Riemann's original proof (as modified by Roch) showed that for D > 0 the space of differentials of functions in L(D) is the kernel of a linear period map from C^d--->C^g. Hence the dimension l(D)-1 of that kernel satisfies d-g ≤ l(D)-1 ≤ d. Equivalently, 1+d-g ≤ l(D) ≤ d+1. He also showed that deg(K) = 2g-2, and l(K) = g. It is trivial that d<0 implies l(D) = 0.
Roch showed that the cokernel of that map has dimension l(K-D), hence l(D) - l(K-D) = 1+d-g.
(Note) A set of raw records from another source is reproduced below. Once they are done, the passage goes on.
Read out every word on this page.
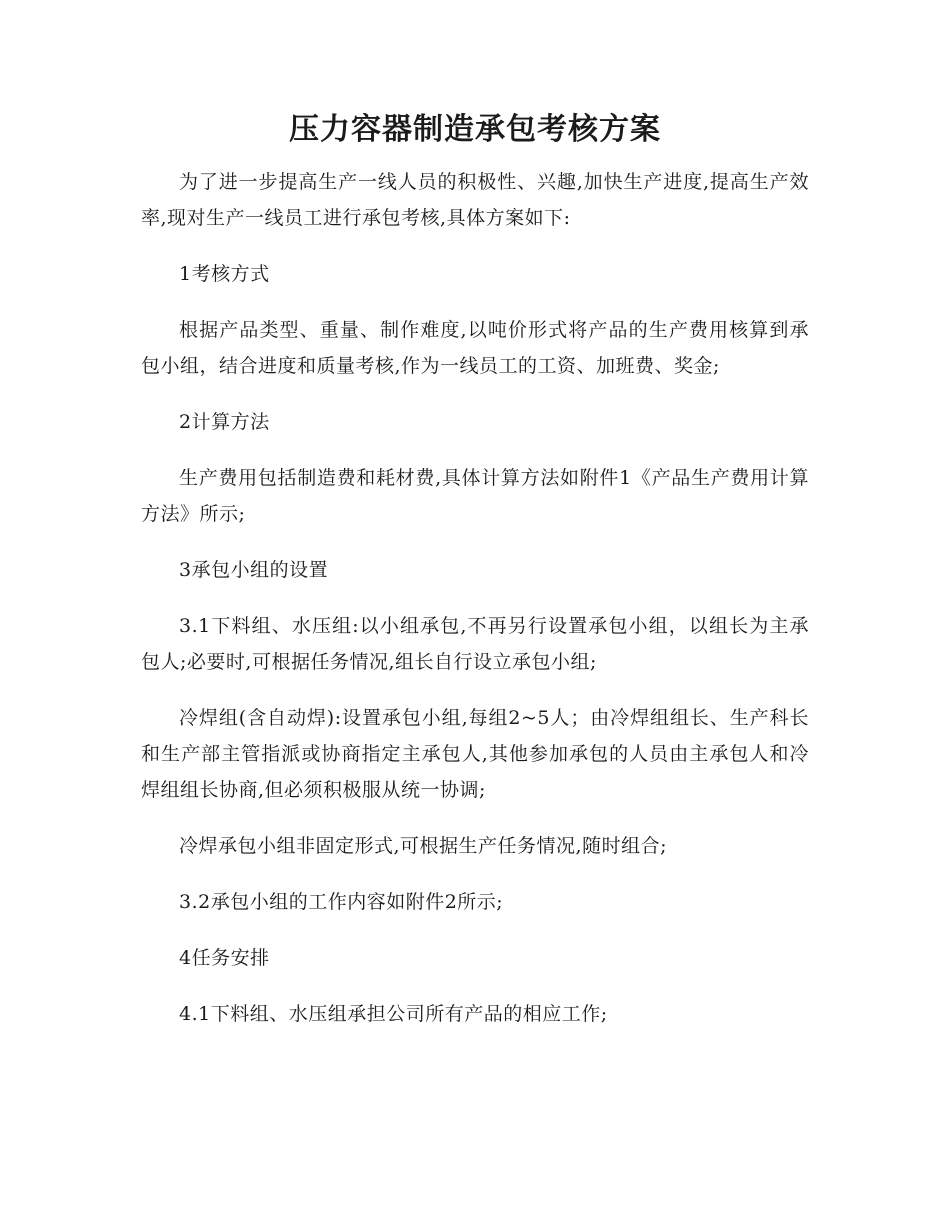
压力容器制造承包考核方案

为了进一步提高生产一线人员的积极性、兴趣,加快生产进度,提高生产效率,现对生产一线员工进行承包考核,具体方案如下:

1考核方式

根据产品类型、重量、制作难度,以吨价形式将产品的生产费用核算到承包小组，结合进度和质量考核,作为一线员工的工资、加班费、奖金;

2计算方法

生产费用包括制造费和耗材费,具体计算方法如附件1《产品生产费用计算方法》所示;

3承包小组的设置

3.1下料组、水压组:以小组承包,不再另行设置承包小组，以组长为主承包人;必要时,可根据任务情况,组长自行设立承包小组;

冷焊组(含自动焊):设置承包小组,每组2~5人；由冷焊组组长、生产科长和生产部主管指派或协商指定主承包人,其他参加承包的人员由主承包人和冷焊组组长协商,但必须积极服从统一协调;

冷焊承包小组非固定形式,可根据生产任务情况,随时组合;

3.2承包小组的工作内容如附件2所示;

4任务安排

4.1下料组、水压组承担公司所有产品的相应工作;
The easy (formal) consequences are these:
d = deg(D) > 2g-2 implies l(D) = 1+d-g, i.e. l(D) is minimal when deg(D) > deg(K).
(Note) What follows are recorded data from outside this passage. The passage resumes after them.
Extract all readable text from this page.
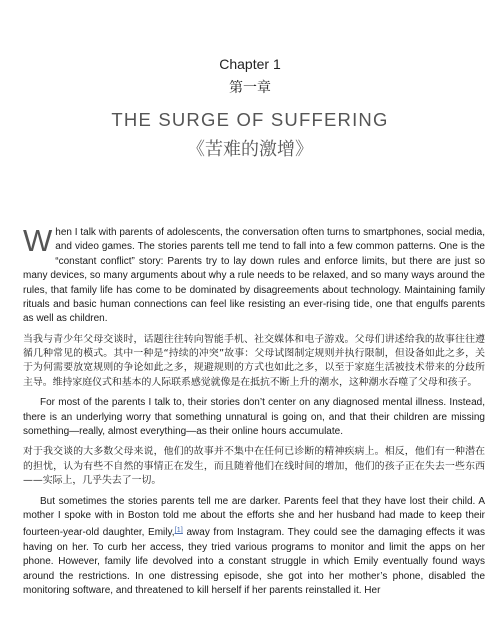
Chapter 1
第一章
THE SURGE OF SUFFERING
《苦难的激增》

When I talk with parents of adolescents, the conversation often turns to smartphones, social media, and video games. The stories parents tell me tend to fall into a few common patterns. One is the “constant conflict” story: Parents try to lay down rules and enforce limits, but there are just so many devices, so many arguments about why a rule needs to be relaxed, and so many ways around the rules, that family life has come to be dominated by disagreements about technology. Maintaining family rituals and basic human connections can feel like resisting an ever-rising tide, one that engulfs parents as well as children.

当我与青少年父母交谈时，话题往往转向智能手机、社交媒体和电子游戏。父母们讲述给我的故事往往遵循几种常见的模式。其中一种是“持续的冲突”故事：父母试图制定规则并执行限制，但设备如此之多，关于为何需要放宽规则的争论如此之多，规避规则的方式也如此之多，以至于家庭生活被技术带来的分歧所主导。维持家庭仪式和基本的人际联系感觉就像是在抵抗不断上升的潮水，这种潮水吞噬了父母和孩子。

For most of the parents I talk to, their stories don’t center on any diagnosed mental illness. Instead, there is an underlying worry that something unnatural is going on, and that their children are missing something—really, almost everything—as their online hours accumulate.

对于我交谈的大多数父母来说，他们的故事并不集中在任何已诊断的精神疾病上。相反，他们有一种潜在的担忧，认为有些不自然的事情正在发生，而且随着他们在线时间的增加，他们的孩子正在失去一些东西——实际上，几乎失去了一切。

But sometimes the stories parents tell me are darker. Parents feel that they have lost their child. A mother I spoke with in Boston told me about the efforts she and her husband had made to keep their fourteen-year-old daughter, Emily,[1] away from Instagram. They could see the damaging effects it was having on her. To curb her access, they tried various programs to monitor and limit the apps on her phone. However, family life devolved into a constant struggle in which Emily eventually found ways around the restrictions. In one distressing episode, she got into her mother’s phone, disabled the monitoring software, and threatened to kill herself if her parents reinstalled it. Her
d = deg(D) > 2g-1 implies D is free, since l(D-P) must go down one, by 1).
d = deg(D) > 2g implies D is very ample, since both l(D-P) and l(D-P-Q) go down.
Since these consequences are easy, the interesting cases are for d = deg(D) ≤ 2g-2. The first one of these is that K is very ample unless there exist P,Q with l(P+Q) > 1.
The next important, less formal result is that for 1 ≤ d ≤ 2g-1, one always has 2.l(D)-2 ≤ d, a generalization of the case for D = K. Moreover, equality holds if and only if either D = K or D is a multiple of a divisor P+Q as above with l(P+Q) > 1.
Good sources for this are Griffiths - Harris for Riemann and Roch's proofs, and Arbarello - Cornalba- Griffiths - Harris for the refinements.